Sopalin and trombones.

I tried everything to find what these words meant, but no luck.
Any French people out there, do you know what these mean?


Do any of you out there come across random words like that in your foreign language classes?


----------



## Samlambert (Apr 3, 2009)

A "trombone" can be 2 things.

http://www.jupiterinstrument.fr/jup...iter-france.images/trombones/JSL-740-L-HD.jpg

http://www.maunoury.net/images/trombones.gif

As for "Sopalin" I dont know what it is.


----------



## Sa967St (Apr 3, 2009)

I think a trombone is a paperclip.


----------



## Jhong253 (Apr 3, 2009)

Samlambert said:


> A "trombone" can be 2 things.
> 
> http://www.jupiterinstrument.fr/jup...iter-france.images/trombones/JSL-740-L-HD.jpg
> 
> ...



See what I mean, there are random words out there popping out of homework. Who else experienced the same thing?

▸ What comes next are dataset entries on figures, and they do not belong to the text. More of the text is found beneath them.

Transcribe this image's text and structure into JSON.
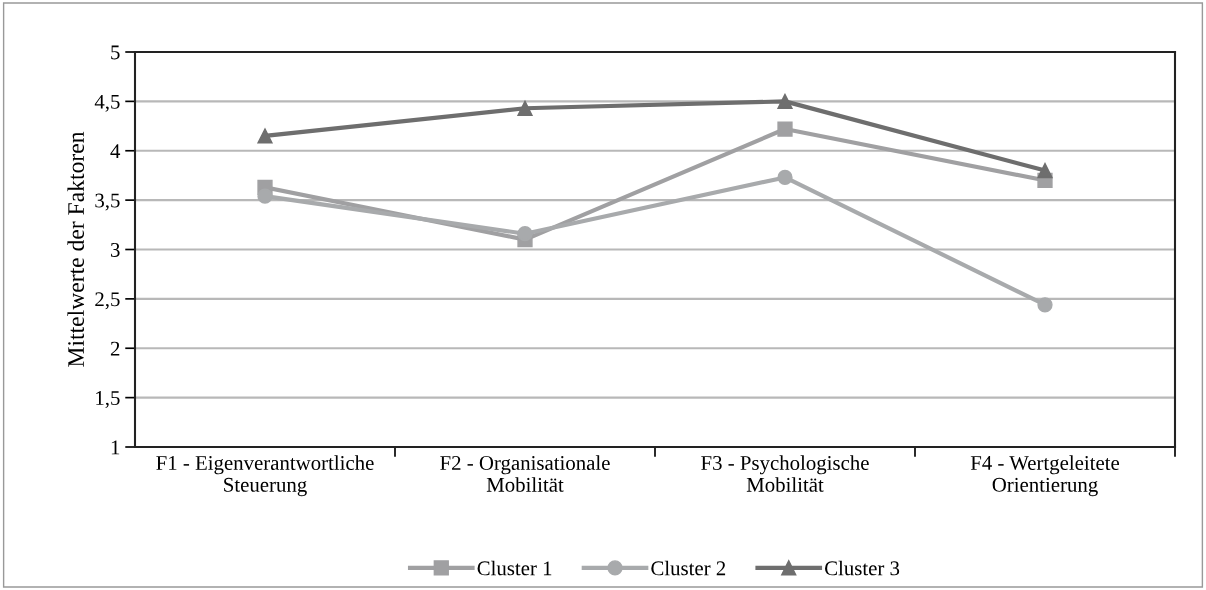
{
  "chart_data": {
    "type": "line",
    "ylabel": "Mittelwerte der Faktoren",
    "categories": [
      "F1 - Eigenverantwortliche\nSteuerung",
      "F2 - Organisationale\nMobilität",
      "F3 - Psychologische\nMobilität",
      "F4 - Wertgeleitete\nOrientierung"
    ],
    "series": [
      {
        "name": "Cluster 1",
        "color": "#a0a0a2",
        "marker": "square",
        "values": [
          3.63,
          3.1,
          4.22,
          3.7
        ]
      },
      {
        "name": "Cluster 2",
        "color": "#a8aaac",
        "marker": "circle",
        "values": [
          3.54,
          3.16,
          3.73,
          2.44
        ]
      },
      {
        "name": "Cluster 3",
        "color": "#6e6e6e",
        "marker": "triangle",
        "values": [
          4.15,
          4.43,
          4.5,
          3.8
        ]
      }
    ],
    "ylim": [
      1,
      5
    ],
    "yticks": [
      1,
      {
        "value": 1.5,
        "label": "1,5"
      },
      2,
      {
        "value": 2.5,
        "label": "2,5"
      },
      3,
      {
        "value": 3.5,
        "label": "3,5"
      },
      4,
      {
        "value": 4.5,
        "label": "4,5"
      },
      5
    ],
    "grid": "y",
    "legend": "bottom"
  }
}
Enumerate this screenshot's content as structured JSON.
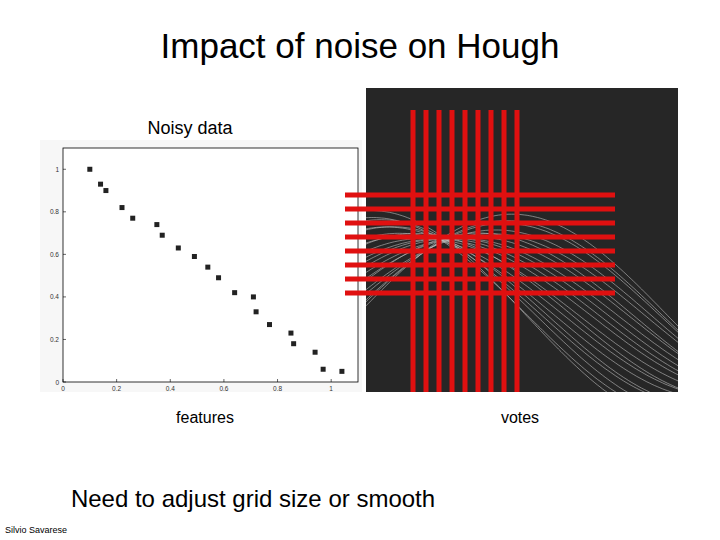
{
  "title": "Impact of noise on Hough",
  "caption": "Need to adjust grid size or smooth",
  "credit": "Silvio Savarese",
  "votes_panel": {
    "label": "votes"
  },
  "chart_data": {
    "type": "scatter",
    "title": "Noisy data",
    "x_label": "features",
    "x": [
      0.1,
      0.14,
      0.16,
      0.22,
      0.26,
      0.35,
      0.37,
      0.43,
      0.49,
      0.54,
      0.58,
      0.64,
      0.71,
      0.72,
      0.77,
      0.85,
      0.86,
      0.94,
      0.97,
      1.04
    ],
    "values": [
      1.0,
      0.93,
      0.9,
      0.82,
      0.77,
      0.74,
      0.69,
      0.63,
      0.59,
      0.54,
      0.49,
      0.42,
      0.4,
      0.33,
      0.27,
      0.23,
      0.18,
      0.14,
      0.06,
      0.05
    ],
    "xlim": [
      0,
      1.1
    ],
    "ylim": [
      0,
      1.1
    ],
    "xticks": [
      0,
      0.2,
      0.4,
      0.6,
      0.8,
      1
    ],
    "yticks": [
      0,
      0.2,
      0.4,
      0.6,
      0.8,
      1
    ],
    "marker": "square",
    "color": "#222222",
    "grid": false
  }
}
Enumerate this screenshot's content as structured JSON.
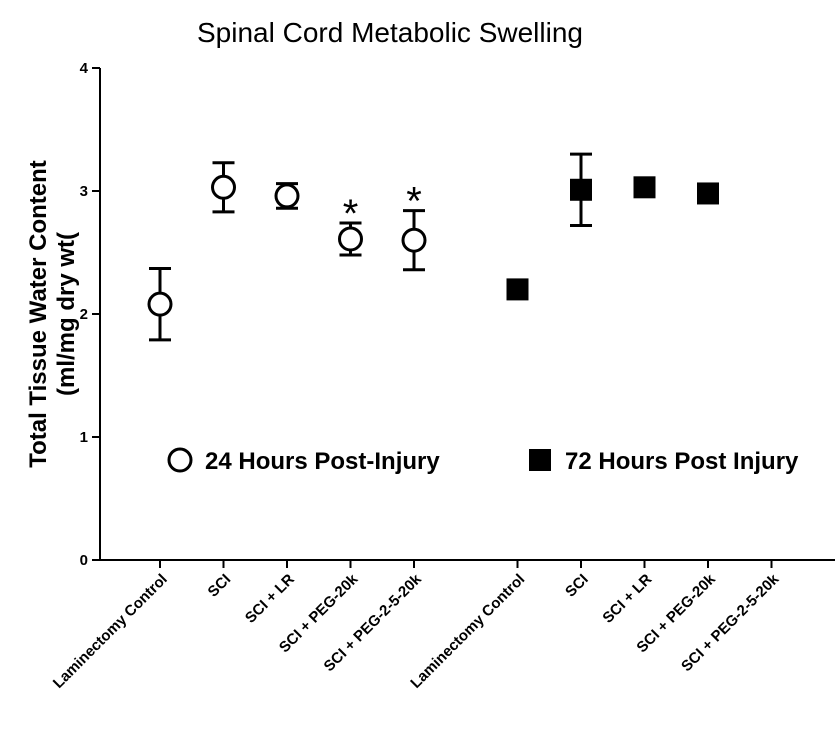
{
  "chart_data": {
    "type": "scatter",
    "title": "Spinal Cord Metabolic Swelling",
    "ylabel": [
      "Total Tissue Water Content",
      "(ml/mg dry wt("
    ],
    "categories": [
      "Laminectomy Control",
      "SCI",
      "SCI + LR",
      "SCI + PEG-20k",
      "SCI + PEG-2-5-20k",
      "Laminectomy Control",
      "SCI",
      "SCI + LR",
      "SCI + PEG-20k",
      "SCI + PEG-2-5-20k"
    ],
    "series": [
      {
        "name": "24 Hours Post-Injury",
        "color": "#000000",
        "marker": "open-circle",
        "values": [
          2.08,
          3.03,
          2.96,
          2.61,
          2.6,
          null,
          null,
          null,
          null,
          null
        ],
        "errors": [
          0.29,
          0.2,
          0.1,
          0.13,
          0.24,
          null,
          null,
          null,
          null,
          null
        ]
      },
      {
        "name": "72 Hours Post Injury",
        "color": "#000000",
        "marker": "filled-square",
        "values": [
          null,
          null,
          null,
          null,
          null,
          2.2,
          3.01,
          3.03,
          2.98,
          null
        ],
        "errors": [
          null,
          null,
          null,
          null,
          null,
          0,
          0.29,
          0,
          0,
          null
        ]
      }
    ],
    "annotations": [
      {
        "text": "*",
        "series": 0,
        "category": 3
      },
      {
        "text": "*",
        "series": 0,
        "category": 4
      }
    ],
    "ylim": [
      0,
      4
    ],
    "yticks": [
      0,
      1,
      2,
      3,
      4
    ]
  }
}
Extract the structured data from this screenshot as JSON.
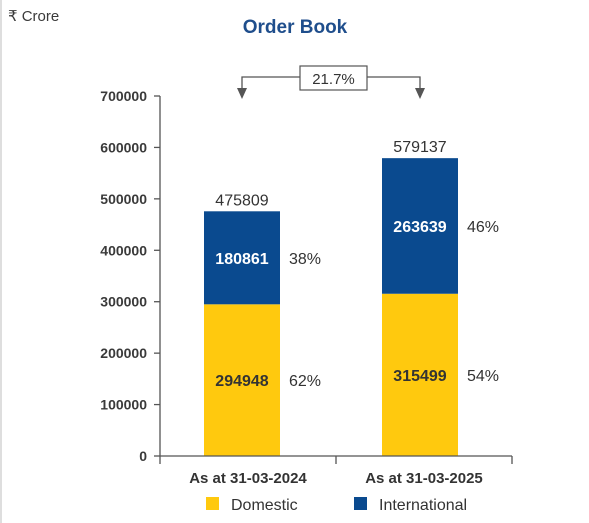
{
  "chart_data": {
    "type": "bar",
    "stacked": true,
    "title": "Order Book",
    "unit_label": "₹ Crore",
    "categories": [
      "As at 31-03-2024",
      "As at 31-03-2025"
    ],
    "series": [
      {
        "name": "Domestic",
        "values": [
          294948,
          315499
        ],
        "percent_labels": [
          "62%",
          "54%"
        ],
        "color": "#FFC90E"
      },
      {
        "name": "International",
        "values": [
          180861,
          263639
        ],
        "percent_labels": [
          "38%",
          "46%"
        ],
        "color": "#0A4A8F"
      }
    ],
    "totals": [
      475809,
      579137
    ],
    "growth_label": "21.7%",
    "ylim": [
      0,
      700000
    ],
    "yticks": [
      0,
      100000,
      200000,
      300000,
      400000,
      500000,
      600000,
      700000
    ],
    "grid": false,
    "legend_position": "bottom"
  },
  "colors": {
    "title": "#1F4E8C",
    "axis_text": "#3a3a3a",
    "axis_line": "#555555",
    "frame_line": "#bdbdbd"
  }
}
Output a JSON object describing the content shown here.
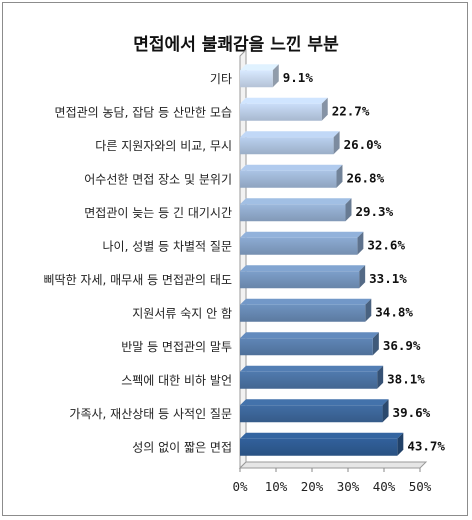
{
  "chart_data": {
    "type": "bar",
    "orientation": "horizontal",
    "title": "면접에서 불쾌감을 느낀 부분",
    "categories": [
      "기타",
      "면접관의 농담, 잡담 등 산만한 모습",
      "다른 지원자와의 비교, 무시",
      "어수선한 면접 장소 및 분위기",
      "면접관이 늦는 등 긴 대기시간",
      "나이, 성별 등 차별적 질문",
      "삐딱한 자세, 매무새 등 면접관의 태도",
      "지원서류 숙지 안 함",
      "반말 등 면접관의 말투",
      "스펙에 대한 비하 발언",
      "가족사, 재산상태 등 사적인 질문",
      "성의 없이 짧은 면접"
    ],
    "values": [
      9.1,
      22.7,
      26.0,
      26.8,
      29.3,
      32.6,
      33.1,
      34.8,
      36.9,
      38.1,
      39.6,
      43.7
    ],
    "value_labels": [
      "9.1%",
      "22.7%",
      "26.0%",
      "26.8%",
      "29.3%",
      "32.6%",
      "33.1%",
      "34.8%",
      "36.9%",
      "38.1%",
      "39.6%",
      "43.7%"
    ],
    "xlim": [
      0,
      50
    ],
    "x_ticks": [
      "0%",
      "10%",
      "20%",
      "30%",
      "40%",
      "50%"
    ],
    "grid": false,
    "legend": "none",
    "colors": {
      "light": "#c8d8ee",
      "dark": "#2e5a90"
    }
  }
}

Anyway, I don't think it's trombone the instrument in my hw's context. The homework is about chores, what items are sold in what shop and stuff, so I guess... paperclips from your 2nd picture?

EDIT: Oops, didn't see Sa967St's post. My bad.


----------



## Ellis (Apr 3, 2009)

sopalin = paper towels?

I think it's a brand name but they're more generally referred to as that. I could be wrong.


----------



## TMOY (Apr 3, 2009)

You're right, it's a brand name used as a common name. At least here in France, since Sam doesn't seem to know it.


----------



## Carugo (Apr 3, 2009)

Just for the record, Sopalin comes from "*So*ciété du *pa*pier *li*nge" wich was the company who invented it in 1946.

"Société du papier linge" could be (badly) translated "linen paper company"


----------



## Jhong253 (Apr 3, 2009)

Ah, no wonder why I couldn't find anything about that.


----------